Students gaining confidence, skills
Teachers at Magdalena School delivered mostly good news during the programmatic portion of the Board of Education’s meeting on April 17. Progress students made during the current school year could be seen, heard and read in the numbers reported by elementary, mid school and high school educators.
Elementary School teacher Shelly Rice started out the meeting on a positive note during her introduction of a presentation about how Tier II intervention has led to reading growth.
“I’d just like to say that I love this school,” she said. “I’ve been a teacher for 32 years and I’ve learned more here than I have anywhere else.”
Students are learning too, as was evident by the videos she showed to school members and testimony from the fourth graders themselves. Rice showed video segments of six students. In each case the first clip was of the student reading when they entered the Tier II program and another recorded more recently.
First up was Keanna Torres, who couldn’t seem to sit still when she read from a book last December.
“I was wiggling and nervous,” she said.
But there was a noticeable difference when Rice recorded her again this month.
“I was more fluid and confident,” Keanna said.
After her clips were shown, Libby Sedillo told what she learned over the last few months that made her reading improve.
“Good readers get meaning from what they’re reading,” she said.
Miguel Martinez and Kyle Julian both said employing the reading strategies they learned made a big difference.
“I was more focused,” Miguel said.
Catrina Otero and Rose Secatero also said focusing on the meaning of the words helped their progress.
When asked what other strategies they used to become better readers, the students said, visualization, making connections and guided reading. Taking books home to read for practice was also a good tactic, they said.
Rice said it’s important that the students do some reading every day. Using video, she said, was visual proof of their improvement.
“I show it to parents.
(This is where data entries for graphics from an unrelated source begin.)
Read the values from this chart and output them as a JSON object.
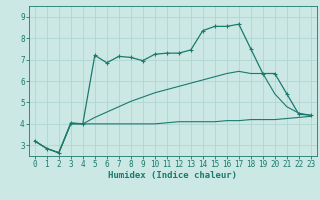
{
  "background_color": "#cce8e4",
  "grid_color": "#b0d5d0",
  "line_color": "#1a7a6e",
  "xlabel": "Humidex (Indice chaleur)",
  "xlim": [
    -0.5,
    23.5
  ],
  "ylim": [
    2.5,
    9.5
  ],
  "yticks": [
    3,
    4,
    5,
    6,
    7,
    8,
    9
  ],
  "xticks": [
    0,
    1,
    2,
    3,
    4,
    5,
    6,
    7,
    8,
    9,
    10,
    11,
    12,
    13,
    14,
    15,
    16,
    17,
    18,
    19,
    20,
    21,
    22,
    23
  ],
  "series1_x": [
    0,
    1,
    2,
    3,
    4,
    5,
    6,
    7,
    8,
    9,
    10,
    11,
    12,
    13,
    14,
    15,
    16,
    17,
    18,
    19,
    20,
    21,
    22,
    23
  ],
  "series1_y": [
    3.2,
    2.85,
    2.65,
    4.05,
    4.0,
    7.2,
    6.85,
    7.15,
    7.1,
    6.95,
    7.25,
    7.3,
    7.3,
    7.45,
    8.35,
    8.55,
    8.55,
    8.65,
    7.5,
    6.35,
    6.35,
    5.4,
    4.45,
    4.4
  ],
  "series2_x": [
    0,
    1,
    2,
    3,
    4,
    5,
    6,
    7,
    8,
    9,
    10,
    11,
    12,
    13,
    14,
    15,
    16,
    17,
    18,
    19,
    20,
    21,
    22,
    23
  ],
  "series2_y": [
    3.2,
    2.85,
    2.65,
    4.0,
    4.0,
    4.0,
    4.0,
    4.0,
    4.0,
    4.0,
    4.0,
    4.05,
    4.1,
    4.1,
    4.1,
    4.1,
    4.15,
    4.15,
    4.2,
    4.2,
    4.2,
    4.25,
    4.3,
    4.35
  ],
  "series3_x": [
    0,
    1,
    2,
    3,
    4,
    5,
    6,
    7,
    8,
    9,
    10,
    11,
    12,
    13,
    14,
    15,
    16,
    17,
    18,
    19,
    20,
    21,
    22,
    23
  ],
  "series3_y": [
    3.2,
    2.85,
    2.65,
    4.0,
    4.0,
    4.3,
    4.55,
    4.8,
    5.05,
    5.25,
    5.45,
    5.6,
    5.75,
    5.9,
    6.05,
    6.2,
    6.35,
    6.45,
    6.35,
    6.35,
    5.4,
    4.8,
    4.5,
    4.4
  ]
}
It’s a great tool for parent conferences,” she said.
In the numbers
Middle and high school teachers also spoke of the progress their students have made in subject areas such as reading, math and science.
Teacher Gail Lujan led off talking about the English Expo last year, an event she was extremely proud of. She lamented, though, about how teachers’ efforts often go unnoticed.
“We feel invisible, but we’re not invisible when there are problems,” she said.
Later in the meeting, Lujan reported on what’s being done to improve reading by older students. She identified action steps as continued strategy training, vocabulary development and, of course, practice.
Lujan said she and fellow reading teacher Sharon Harris also took care in selecting books and tracking progress with MAP scores and common core standards.
Harris presented some of the scores that reflected improvement.
“60 percent of eighth-graders showed growth of two points or more, and 70 percent of seventh-graders showed growth,” Lujan said.
There weren’t always gains. Harris noted how the low score of one student going through a hard time in her life skewed the scores for one group. But for the most part the analysis reflected progress.
“We think the data is solid,” she said.